Hunter color value of yogurt added barley flours during fermentation.
| Sample | Con (%) | Ferm. Time (hr) | L | a | b |
|---|---|---|---|---|---|
| Control | 0 | 83.22±0.02a | -3.15±0.01b | 3.71±0.03a | |
| 15 | 81.84±0.06b | -2.65±0.03a | 2.43±0.01b | ||
| Daeanchal | 0 | 0 | 83.25±0.04a | -2.57±0.01 | 6.00±0.01b |
| 15 | 83.02±0.02b | -2.55±0.02 | 7.43±0.09a | ||
| 10 | 0 | 74.45±0.05 | -0.68±0.01b | 10.57±0.07b | |
| 15 | 74.34±0.16 | -0.59±0.02a | 11.44±0.11a | ||
| 20 | 0 | 69.83±0.08 | -0.17±0.01b | 12.53±0.08b | |
| 15 | 69.88±0.22 | -0.12±0.02a | 13.20±0.20a | ||
| Boseokchal | 0 | 0 | 83.01±0.04b | -2.70±0.02b | 5.60±0.07b |
| 15 | 83.45±0.01a | -2.63±0.01a | 7.54±0.03a | ||
| 10 | 0 | 72.90±0.09 | -0.13±0.01b | 8.23±0.07b | |
| 15 | 70.94±0.03 | -0.06±0.02a | 9.86±0.02a | ||
| 20 | 0 | 68.70±0.05a | -0.26±0.01b | 8.93±0.05b | |
| 15 | 67.49±0.02b | 0.49±0.01a | 9.78±0.03a | ||
Table 6.
Effect of barley flours on the growth (Log CFU/g) of Lactic acid bacteria in yogurt during fermentation.

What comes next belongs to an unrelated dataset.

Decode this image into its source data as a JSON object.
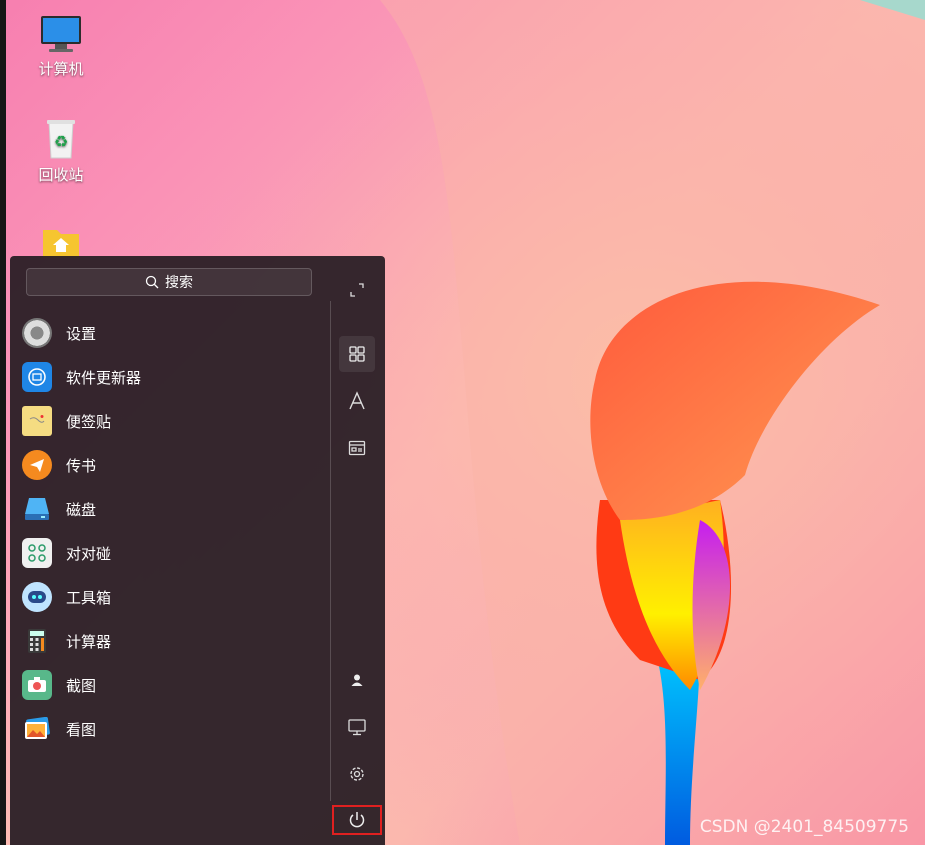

| Samples | Con. (%) | Lactic acid bacteria (log CFU/g) | |||
|---|---|---|---|---|---|
| 0 h | 5 h | 8 h | 15 h | ||
| Control | 7.48±0.03c | 7.79±0.13e | 8.15±0.17c | 8.71±0.04c | |
| Daeanchal | 0 | 7.49±0.02c | 9.07±0.04d | 9.22±0.02b | 9.00±0.21b |
| 10 | 7.87±0.04ab | 9.95±0.01a | 10.02±0.64a | 9.68±0.04a | |
| 20 | 7.90±0.01a | 10.10±0.01a | 9.42±0.01ab | 9.47±0.11a | |
| Boseokchal | 0 | 7.48±0.03c | 9.27±0.08cd | 9.57±0.14ab | 9.47±0.12a |
| 10 | 7.83±0.02b | 9.57±0.19b | 9.60±0.14ab | 9.15±0.01b | |
| 20 | 7.89±0.01ab | 9.39±0.01bc | 9.62±0.01ab | 9.61±0.01a | |
| SEM | 0.019 | 0.065 | 0.187 | 0.073 | |
Cereal fermentation processes are affected by characteristic variables such as fermentable substrates, nutriens, growth factors, minerals, efficacy of growth inhibiting principle, water contents, and amylolytic activity (Hammes et al., 2005). The original microbial population of the yogurt during 0, 5, 8, and 15 hr fermentation was 7.48, 7.79, 8.15, and 8.71 Log CFU/g, respectively. Lactic acid bacteria count of yogurt added oligosaccharides was higher than the control. Moreover, the addition of barley flour was to promote the proliferation of Lactic acid bacteria in yogurt. Oligosaccharide, such as lactulose, fructo-oligosaccharides, and trans galacto-oligosaccharies have received interested attention, especially because they have been shown to be effective in stimulating the growth of Bifidobacteria and Lactobacilli in human large intestine (Charalampopoulos et al., 2002). Moreover, cereals have higher content of some of the essential vitamins than milk, higher content of dietary fibre, and increased amount of minerals, especially phosphorus. Charalampopoulos et al. (2002) reported that the malt medium supported better cell growth than barley and wheat due to the increased amounts of maltose, sucrose, glucose, and fructose (approximately 15 g of total fermentable sugars) and free amino nitrogen (approximately 80 mg). Lactic acid bacteria can rarely convert starch into lactic acid. However, some strains of Lactobacillus and Streptococcus and do it (Prade et al., 2008). Vasiljevic et al. (2007) reported that the barley beta-glucan addition suppressed proteolytic activity more than that from oat. In our research, addition of barley flours added into the yogurt base may also have contributed to growth of Lactic acid bacteria. Moreover, authors considered that results are good source to development of fermented food with the grain.